Automatic grammar engineering for endangered languages based on cross-linguistic resources
University Of Washington, Seattle WA
Investigators
Abstract
Grammar engineering is the process of creating computer models of the grammar of languages, including how words are formed from smaller meaningful parts, how words are put together into sentences, and how the meaning of sentences is built based on their structure and the meaning of their parts. This project is automatically creating computational grammars by combining computational techniques developed for well-studied languages, data collected and annotated by field linguists and a cross-linguistic grammar resource (the LinGO Grammar Matrix). Computational grammars enrich the results of language documentation because they can be used to automatically create further annotations (of word structure, sentence structure and meaning). Text annotated in this way can be searched both for word forms or structures of interest as well as for examples which fall outside of current hypotheses, helping linguists more rapidly zero in on the data of interest. Broader impacts include the training of graduate students and the development of computational tools of potential use to groups ranging from linguists to endangered or low resource language communities.
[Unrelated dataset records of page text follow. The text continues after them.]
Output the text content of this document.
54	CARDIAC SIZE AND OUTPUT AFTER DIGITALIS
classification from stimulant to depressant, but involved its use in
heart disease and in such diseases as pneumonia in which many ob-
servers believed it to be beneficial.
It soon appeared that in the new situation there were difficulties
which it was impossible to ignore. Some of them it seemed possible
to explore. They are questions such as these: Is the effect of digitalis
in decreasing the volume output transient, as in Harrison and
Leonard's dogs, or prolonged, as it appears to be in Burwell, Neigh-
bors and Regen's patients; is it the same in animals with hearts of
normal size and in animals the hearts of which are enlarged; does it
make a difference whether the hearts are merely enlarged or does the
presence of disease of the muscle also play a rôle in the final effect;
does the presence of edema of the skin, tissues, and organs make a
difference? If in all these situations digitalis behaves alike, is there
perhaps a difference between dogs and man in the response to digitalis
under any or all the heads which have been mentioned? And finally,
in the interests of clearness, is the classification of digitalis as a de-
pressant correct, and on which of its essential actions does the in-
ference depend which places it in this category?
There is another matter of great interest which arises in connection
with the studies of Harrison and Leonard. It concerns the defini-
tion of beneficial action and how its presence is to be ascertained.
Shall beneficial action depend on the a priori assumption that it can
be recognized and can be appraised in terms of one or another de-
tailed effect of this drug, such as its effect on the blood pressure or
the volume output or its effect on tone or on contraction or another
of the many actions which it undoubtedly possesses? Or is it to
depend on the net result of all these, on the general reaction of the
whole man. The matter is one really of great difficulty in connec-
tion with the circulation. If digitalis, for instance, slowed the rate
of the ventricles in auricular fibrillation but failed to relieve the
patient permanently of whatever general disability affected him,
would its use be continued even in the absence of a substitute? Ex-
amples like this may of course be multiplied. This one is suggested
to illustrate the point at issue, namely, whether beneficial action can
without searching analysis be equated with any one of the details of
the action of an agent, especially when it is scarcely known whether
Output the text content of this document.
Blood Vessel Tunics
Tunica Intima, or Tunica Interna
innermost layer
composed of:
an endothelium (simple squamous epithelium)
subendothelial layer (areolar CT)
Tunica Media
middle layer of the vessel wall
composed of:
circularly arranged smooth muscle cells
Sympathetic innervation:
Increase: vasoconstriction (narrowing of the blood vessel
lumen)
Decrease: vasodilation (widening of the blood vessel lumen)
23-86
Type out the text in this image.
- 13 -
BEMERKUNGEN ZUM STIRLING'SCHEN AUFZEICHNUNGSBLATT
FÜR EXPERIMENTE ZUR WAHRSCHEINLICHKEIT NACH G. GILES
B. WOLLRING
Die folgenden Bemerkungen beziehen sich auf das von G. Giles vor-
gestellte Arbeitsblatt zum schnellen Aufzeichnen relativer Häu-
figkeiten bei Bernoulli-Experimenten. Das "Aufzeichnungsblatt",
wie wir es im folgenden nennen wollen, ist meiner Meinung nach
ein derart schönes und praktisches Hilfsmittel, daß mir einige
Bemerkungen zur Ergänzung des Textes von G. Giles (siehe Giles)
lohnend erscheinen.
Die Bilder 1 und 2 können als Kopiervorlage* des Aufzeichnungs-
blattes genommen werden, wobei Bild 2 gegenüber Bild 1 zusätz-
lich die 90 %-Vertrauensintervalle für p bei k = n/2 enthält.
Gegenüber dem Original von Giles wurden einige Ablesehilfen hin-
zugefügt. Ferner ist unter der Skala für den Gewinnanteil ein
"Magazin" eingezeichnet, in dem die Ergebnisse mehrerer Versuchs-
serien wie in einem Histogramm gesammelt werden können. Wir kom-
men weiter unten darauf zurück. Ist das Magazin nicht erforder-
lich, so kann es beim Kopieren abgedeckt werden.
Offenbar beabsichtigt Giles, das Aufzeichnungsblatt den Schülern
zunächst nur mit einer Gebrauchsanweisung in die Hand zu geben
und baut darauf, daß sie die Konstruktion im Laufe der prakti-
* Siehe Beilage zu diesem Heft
The AGGREGATION Project aims to bring the benefits of grammar engineering to the urgent task of documenting endangered languages. In Phase II, the AGGREGATION Project will pursue two related sets of goals: (1) Expanding the coverage of the cross-linguistic resource and the resulting computational grammars and (2) creating interfaces to realize the potential of the grammars, the annotations they produce, and the intermediate outputs of our grammar creation system as analytical tools for field linguists. The overall system and its interfaces are general tools, meant to bring the power of computational processing to field linguists. In order to ensure their broad applicability, the tools will be developed using three languages from different language families and different parts of the world as case studies: Chintang (a Kiranti language of Nepal), Matsigenka (an Arawak language of Peru), and Abui (an Alor-Pantar language of Indonesia). This project is supported by NSF's Robust Intelligence Program in CISE.